Clocks now ticking for Sunday's shuttle launch
BY WILLIAM HARWOOD
STORY WRITTEN FOR CBS NEWS "SPACE PLACE" & USED WITH PERMISSION
Posted: February 4, 2010
The countdown began early Thursday for the planned pre-dawn launching of the shuttle Endeavour Sunday on a three-spacewalk mission to attach a new module to the International Space Station.
The countdown began on time at 2 a.m. EST and if all goes well, Endeavour will blast off on the first of a final five shuttle missions planned for 2010 at 4:39:47 a.m. Sunday. Forecasters are predicting a 70 percent chance of good weather with the only concern being a chance of high winds out of the north that could cause problems.

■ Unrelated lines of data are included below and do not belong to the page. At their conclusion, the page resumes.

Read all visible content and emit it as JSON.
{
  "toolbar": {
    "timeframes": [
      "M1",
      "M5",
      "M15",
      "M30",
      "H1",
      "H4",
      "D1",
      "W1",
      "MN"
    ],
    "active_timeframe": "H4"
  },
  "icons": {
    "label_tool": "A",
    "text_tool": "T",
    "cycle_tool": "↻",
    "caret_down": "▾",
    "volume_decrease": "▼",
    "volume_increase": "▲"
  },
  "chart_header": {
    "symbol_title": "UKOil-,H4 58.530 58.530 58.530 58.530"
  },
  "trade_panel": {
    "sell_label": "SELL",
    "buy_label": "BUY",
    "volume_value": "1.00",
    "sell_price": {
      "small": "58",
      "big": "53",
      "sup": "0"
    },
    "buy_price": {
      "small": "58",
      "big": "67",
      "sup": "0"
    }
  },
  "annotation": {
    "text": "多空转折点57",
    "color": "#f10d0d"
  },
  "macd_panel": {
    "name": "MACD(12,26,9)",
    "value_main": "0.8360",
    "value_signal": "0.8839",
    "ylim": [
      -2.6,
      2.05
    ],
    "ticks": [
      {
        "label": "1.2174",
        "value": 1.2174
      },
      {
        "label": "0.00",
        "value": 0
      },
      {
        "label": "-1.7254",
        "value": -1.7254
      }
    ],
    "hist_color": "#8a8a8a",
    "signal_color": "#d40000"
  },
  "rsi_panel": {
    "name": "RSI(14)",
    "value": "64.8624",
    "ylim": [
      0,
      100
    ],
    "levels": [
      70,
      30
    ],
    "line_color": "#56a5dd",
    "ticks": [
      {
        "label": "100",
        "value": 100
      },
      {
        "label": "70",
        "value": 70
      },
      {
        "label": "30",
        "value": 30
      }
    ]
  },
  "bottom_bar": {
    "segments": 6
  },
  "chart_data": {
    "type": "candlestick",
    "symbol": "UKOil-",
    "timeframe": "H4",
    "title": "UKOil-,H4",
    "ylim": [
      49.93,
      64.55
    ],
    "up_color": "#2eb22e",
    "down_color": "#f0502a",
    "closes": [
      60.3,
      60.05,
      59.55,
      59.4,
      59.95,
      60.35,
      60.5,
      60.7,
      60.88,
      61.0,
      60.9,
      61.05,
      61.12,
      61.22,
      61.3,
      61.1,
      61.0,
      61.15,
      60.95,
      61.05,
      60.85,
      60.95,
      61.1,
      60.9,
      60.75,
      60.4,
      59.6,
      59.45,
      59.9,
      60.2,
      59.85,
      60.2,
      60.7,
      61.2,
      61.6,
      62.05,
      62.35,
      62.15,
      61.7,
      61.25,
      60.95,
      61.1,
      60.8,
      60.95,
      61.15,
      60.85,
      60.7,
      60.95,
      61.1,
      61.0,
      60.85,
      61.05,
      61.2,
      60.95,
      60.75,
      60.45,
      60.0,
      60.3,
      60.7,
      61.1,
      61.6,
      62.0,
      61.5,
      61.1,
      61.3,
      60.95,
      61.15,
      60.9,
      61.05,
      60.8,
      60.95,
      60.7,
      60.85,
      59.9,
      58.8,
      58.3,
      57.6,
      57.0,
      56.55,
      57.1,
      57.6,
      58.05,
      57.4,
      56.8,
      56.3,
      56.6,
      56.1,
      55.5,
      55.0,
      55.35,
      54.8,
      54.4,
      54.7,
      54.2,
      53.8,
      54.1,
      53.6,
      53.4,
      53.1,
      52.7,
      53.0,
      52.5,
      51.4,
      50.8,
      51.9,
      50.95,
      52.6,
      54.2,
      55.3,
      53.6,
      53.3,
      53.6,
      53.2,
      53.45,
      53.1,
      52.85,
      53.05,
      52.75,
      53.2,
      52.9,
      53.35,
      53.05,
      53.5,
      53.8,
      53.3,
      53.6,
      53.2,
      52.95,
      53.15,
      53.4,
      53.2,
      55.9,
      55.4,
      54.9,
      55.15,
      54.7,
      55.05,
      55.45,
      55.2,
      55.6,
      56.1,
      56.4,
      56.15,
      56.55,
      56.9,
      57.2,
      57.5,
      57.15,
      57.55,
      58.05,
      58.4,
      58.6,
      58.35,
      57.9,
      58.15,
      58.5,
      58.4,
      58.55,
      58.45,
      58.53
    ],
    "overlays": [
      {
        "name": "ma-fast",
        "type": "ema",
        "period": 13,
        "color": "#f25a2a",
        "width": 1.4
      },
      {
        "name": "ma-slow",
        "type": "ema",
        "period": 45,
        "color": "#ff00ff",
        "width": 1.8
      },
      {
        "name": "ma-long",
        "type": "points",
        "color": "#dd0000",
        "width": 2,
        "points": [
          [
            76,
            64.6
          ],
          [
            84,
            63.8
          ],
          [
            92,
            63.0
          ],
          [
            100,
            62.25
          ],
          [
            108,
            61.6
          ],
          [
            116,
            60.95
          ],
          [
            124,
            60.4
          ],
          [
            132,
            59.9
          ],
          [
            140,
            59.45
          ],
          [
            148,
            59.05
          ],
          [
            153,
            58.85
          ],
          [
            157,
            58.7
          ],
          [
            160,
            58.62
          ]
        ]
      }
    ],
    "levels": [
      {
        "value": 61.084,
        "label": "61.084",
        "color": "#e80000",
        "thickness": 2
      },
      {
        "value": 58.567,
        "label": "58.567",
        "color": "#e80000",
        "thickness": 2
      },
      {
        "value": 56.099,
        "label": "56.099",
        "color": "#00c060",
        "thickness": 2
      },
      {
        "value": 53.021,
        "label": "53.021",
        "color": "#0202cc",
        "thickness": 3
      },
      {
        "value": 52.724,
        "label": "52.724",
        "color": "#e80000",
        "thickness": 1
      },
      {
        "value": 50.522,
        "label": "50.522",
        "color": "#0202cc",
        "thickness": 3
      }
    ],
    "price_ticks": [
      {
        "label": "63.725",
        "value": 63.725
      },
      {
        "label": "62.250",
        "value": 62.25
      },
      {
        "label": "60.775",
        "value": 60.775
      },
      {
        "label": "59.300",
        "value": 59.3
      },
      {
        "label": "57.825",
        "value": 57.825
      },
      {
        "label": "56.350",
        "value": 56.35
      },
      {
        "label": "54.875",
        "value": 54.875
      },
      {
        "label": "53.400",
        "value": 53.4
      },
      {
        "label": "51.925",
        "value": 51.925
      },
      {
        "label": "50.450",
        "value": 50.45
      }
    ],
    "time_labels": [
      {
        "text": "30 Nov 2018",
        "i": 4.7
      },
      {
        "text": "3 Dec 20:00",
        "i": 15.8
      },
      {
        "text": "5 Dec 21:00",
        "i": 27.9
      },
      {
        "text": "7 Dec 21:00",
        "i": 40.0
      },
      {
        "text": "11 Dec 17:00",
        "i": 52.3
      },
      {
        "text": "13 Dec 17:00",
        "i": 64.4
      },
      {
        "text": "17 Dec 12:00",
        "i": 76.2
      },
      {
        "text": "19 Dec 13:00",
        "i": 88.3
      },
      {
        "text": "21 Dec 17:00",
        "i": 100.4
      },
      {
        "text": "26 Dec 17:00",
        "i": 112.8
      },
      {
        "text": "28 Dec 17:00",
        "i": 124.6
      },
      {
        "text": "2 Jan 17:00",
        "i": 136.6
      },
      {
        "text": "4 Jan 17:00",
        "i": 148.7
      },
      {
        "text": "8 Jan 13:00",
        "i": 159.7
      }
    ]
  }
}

"All of our vehicle systems are in great shape, the crews are very excited about the upcoming launch, both flight crew and our ground crews," said NASA Test Director Jeffrey Spaulding. "The countdown itself is going extremely well."
The astronauts - commander George Zamka, pilot Terry Virts, Kathryn Hire, flight engineer Stephen Robinson and spacewalkers Robert Behnken and Nicholas Patrick - flew to the Kennedy Space Center from Houston late Tuesday to prepare for launch.
Shuttle weather officer Kathy Winters said stormy weather from a cold front is expected overnight Friday and early Saturday, but generally good weather is expected in Florida Sunday, Monday and Tuesday. Spaulding said if the weather or some other issue prevented a Sunday launch, NASA managers would pick the best day of the remaining two for a second attempt.
After that, the shuttle team would stand down until after the launch of United Launch Alliance Atlas rocket carrying NASA's Solar Dynamics Observatory science satellite.
"There is an Atlas right behind us," Spaulding said. "From a range perspective, have the seventh, eighth and ninth. If we're not of the ground by that time, we would stand down for the Atlas that would launch two days after us. After their launch, it takes three days to reconfigure the (Air Force Eastern) Range to get us ready again, meaning if we stand down for Atlas, it's a five-day turn before we could come back to try again.
"Right now, we're looking for probably the best two of the three days on the seventh through the ninth and we'll work that as needed for any of our scrub scenarios."
Spaulding said work to clean up water damage in the launch control center from a fire surpression system pipe that ruptured late last month is going well and no problems are expected for Endeavour's launch campaign.